Sem dúvida nenhuma, a Páscoa é, por isso, o próprio conteúdo da fé cristã, é o coração da vida da Igreja porque ela nos revela quem é Deus, quem é Jesus Cristo e quem somos nós. A ressurreição nos mostra que o Deus revelado por Cristo é Aquele que ama e quer a vida. A Páscoa nos revela que Jesus, morto e ressuscitado, é Aquele que converge toda a história da humanidade. E ao mesmo tempo revela que a fidelidade é o caminho certo para chegar à Páscoa eterna com Deus. A Páscoa também nos revela que somos chamados a ressuscitar com Jesus, a superar com ele o drama da morte para podermos permanecer com ele na vida que não tem fim.   
 

b). Pela ressurreição do Senhor sabemos que Deus ama a vida. A Páscoa é a gloriosa manifestação de um Deus que ama a vida, que quer a vida e não a morte, de um Deus que, além disso, faz com que da morte surja a vida.
   

Crer na ressurreição implica, por isso, defender a vida, especialmente a dos mais indefesos; implica respeitar a vida alheia como a própria; implica lutar pelo que é certo e justo, pois estes predicados como outros semelhantes é que garantem a vida sem fim; implica estender a mão para levantar quem se encontra sob o peso dos problemas desta vida. Procurar o Senhor ressuscitado implica comprometer-se com aqueles que vêem o seu direito à vida permanentemente violentado e violado. Acreditar na ressurreição significa afirmar a vida contra a morte.
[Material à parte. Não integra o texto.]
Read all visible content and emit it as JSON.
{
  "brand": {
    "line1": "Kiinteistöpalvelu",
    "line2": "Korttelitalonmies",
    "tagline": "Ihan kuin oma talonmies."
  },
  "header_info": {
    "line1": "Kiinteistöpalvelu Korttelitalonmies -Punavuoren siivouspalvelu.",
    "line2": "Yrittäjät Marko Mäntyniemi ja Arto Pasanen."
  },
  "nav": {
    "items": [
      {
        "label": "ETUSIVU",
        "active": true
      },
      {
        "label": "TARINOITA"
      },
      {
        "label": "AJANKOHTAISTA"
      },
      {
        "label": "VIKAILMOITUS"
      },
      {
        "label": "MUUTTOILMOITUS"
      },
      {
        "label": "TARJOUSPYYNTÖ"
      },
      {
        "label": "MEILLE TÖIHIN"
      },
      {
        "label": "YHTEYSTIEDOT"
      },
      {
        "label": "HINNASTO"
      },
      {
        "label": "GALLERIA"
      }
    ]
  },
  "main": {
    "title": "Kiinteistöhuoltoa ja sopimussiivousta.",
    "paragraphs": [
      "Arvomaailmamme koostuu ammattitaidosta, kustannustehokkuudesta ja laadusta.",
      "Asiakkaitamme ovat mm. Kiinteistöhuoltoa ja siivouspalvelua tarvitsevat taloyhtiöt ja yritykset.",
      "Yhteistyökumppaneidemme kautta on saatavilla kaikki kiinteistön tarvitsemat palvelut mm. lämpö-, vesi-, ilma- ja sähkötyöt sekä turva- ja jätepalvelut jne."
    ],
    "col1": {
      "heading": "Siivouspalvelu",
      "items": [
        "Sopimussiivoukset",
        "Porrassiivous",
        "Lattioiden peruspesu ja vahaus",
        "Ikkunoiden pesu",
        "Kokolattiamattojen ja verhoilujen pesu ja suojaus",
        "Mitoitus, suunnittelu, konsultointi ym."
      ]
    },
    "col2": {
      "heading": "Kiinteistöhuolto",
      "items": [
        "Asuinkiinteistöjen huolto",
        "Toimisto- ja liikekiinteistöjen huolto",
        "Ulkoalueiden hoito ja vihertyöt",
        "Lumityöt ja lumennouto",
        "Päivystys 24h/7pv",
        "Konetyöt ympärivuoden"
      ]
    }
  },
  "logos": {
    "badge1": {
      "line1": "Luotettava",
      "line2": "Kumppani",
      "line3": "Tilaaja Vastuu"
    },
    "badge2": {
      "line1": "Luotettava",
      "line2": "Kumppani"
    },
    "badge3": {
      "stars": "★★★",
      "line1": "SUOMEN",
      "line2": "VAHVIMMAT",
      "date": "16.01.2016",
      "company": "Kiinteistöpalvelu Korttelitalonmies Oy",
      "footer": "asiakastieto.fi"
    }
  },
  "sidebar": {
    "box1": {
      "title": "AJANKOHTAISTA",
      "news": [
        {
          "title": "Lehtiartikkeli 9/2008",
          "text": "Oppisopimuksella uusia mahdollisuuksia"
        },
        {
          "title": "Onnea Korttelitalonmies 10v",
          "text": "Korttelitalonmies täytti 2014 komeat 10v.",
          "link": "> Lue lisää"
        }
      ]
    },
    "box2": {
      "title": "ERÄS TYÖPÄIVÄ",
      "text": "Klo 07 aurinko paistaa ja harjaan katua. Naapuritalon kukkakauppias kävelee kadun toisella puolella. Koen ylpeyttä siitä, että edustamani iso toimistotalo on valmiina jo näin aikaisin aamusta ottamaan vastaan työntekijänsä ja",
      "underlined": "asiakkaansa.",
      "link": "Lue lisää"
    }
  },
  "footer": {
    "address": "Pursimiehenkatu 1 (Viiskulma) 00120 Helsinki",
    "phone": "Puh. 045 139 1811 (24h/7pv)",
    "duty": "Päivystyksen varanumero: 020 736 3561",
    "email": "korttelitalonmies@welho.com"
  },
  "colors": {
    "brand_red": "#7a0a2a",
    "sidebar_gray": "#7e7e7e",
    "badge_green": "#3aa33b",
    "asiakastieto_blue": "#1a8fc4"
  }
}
c). A ressurreição é o grito festivo da fé. Com a ressurreição, o grito de Jesus na Sexta-feira Santa “Deus meu, Deus meu, por que me abandonaste?”(Mc 15,34), grito que sintetiza todas as situações de aflição da humanidade se transforma, na noite de Sábado Santo, em grito festivo de fé e de esperança: Cristo ressuscitou. É um grito de fé porque anuncia algo que aconteceu em Cristo e permanece para sempre. É o grito de esperança porque a partir de Jesus Cristo ressuscitado a vida humana tem um futuro e que ninguém pode tirá-lo de nós, e que seremos ressuscitados também. A certeza deste grito de alegria e de esperança nos proclama que a bondade soterra a maldade, que a morte já tem o seu contrapeso de vida, que toda crise pode ser suplantada, que com Cristo toda tristeza conhecerá a alegria.
  

Infelizmente temos que confessar que a nossa existência humana é muitas vezes dominada por uma tendência de diminuir as esperanças, reduzindo-as cada dia mais por causa das ilusões, e a nossa tristeza nos leva, com freqüência, a recusarmos palavras de conforto, porque nós não temos idéia exata da libertação que nos foi concedida por Jesus ressuscitado. Precisamos estar conscientes de que a Páscoa é uma recriação, é uma nova criação da humanidade, pois Jesus, pela sua ressurreição, inaugurou um mundo novo no meio de nós.
    

d). A ressurreição de Cristo é uma resposta às esperanças de um destino humano aberto para o futuro novo. Quando este futuro novo for negado, a pessoa se fecha a si mesma, fica insatisfeita e chega às margens do desespero. A ressurreição nos leva a certeza de que a vida jamais acabará e de que o triunfo da vida não é mais ameaçado pela morte. O Ressuscitado está conosco, e continua vivo dentro da história e junto com ele nós estamos em condições de vencer o mal com o bem, de tirar do mal o maior dos bens. Esta é força e a novidade da Páscoa. Quem crê na ressurreição não é permitido viver triste. Somos destinados e chamados a viver plenamente com Deus, alegres na esperança com os irmãos da mesma peregrinação.
    

e). A ressurreição de Jesus provou que a morte não é uma fatalidade, que não é ela quem diz a última palavra sobre o homem. Ela nos mostrou que, se permanecermos em Deus, se formos fiéis ao seu amor até o fim, também nós venceremos a morte e permaneceremos na vida e no amor. A ressurreição de Jesus Cristo nos revelou que o sentido último de nossas vidas é a comunhão com Deus e com os homens que Deus ama. A ressurreição nos revelou que uma vida de entrega e de serviço a Deus e aos homens é uma vida ressuscitada.
    

f). Da ressurreição de Jesus nasce, antes de mais nada, uma esperança. Cristo é nossa esperança (1Tm 1,1). Nessa esperança nós, cristãos, aprendemos a acreditar em Deus e a desentranhar o sentido último do homem. Mas a esperança de que se trata não é virtude de um instante ou reação de um momento. É uma atitude permanente, um estilo de vida. É a forma de enfrentar a própria vida do cristão. Se perder essa esperança, perde tudo. Deixaria de ser cristão sem a esperança. Aquele que vive animado pela esperança cristã põe seu olhar no futuro, isto é, em Deus. Ele não fica apenas com o presente, nem vive preso no passado, mas olha sempre para frente. A esperança sempre gera uma perspectiva de futuro. E esta esperança dá origem a uma nova maneira de se posicionar na vida apesar das dificuldades, como diz São Paulo: “Somos atribulados por todos os lados, mas não esmagados; postos em extrema dificuldade, mas não vencidos pelos impasses; perseguidos, mas não abandonados; prostrados por terra, mas não aniquilados”(2Cor 4,8-9). A esperança vive da confiança em Deus, como o profeta Isaías diz: “É Deus quem dá forças ao cansado, quem prodigaliza vigor ao enfraquecido. Mesmo os jovens se cansam e se fatigam; até os moços vivem a tropeçar, mas os que põem a sua esperança em Deus renovam as suas forças, abrem asas como as águias, correm e não se fatigam, caminhar e não se cansam”(Is 40,29-31). Que cada um de nós seja um pequeno sinal, uma pequena prova desse Deus da esperança!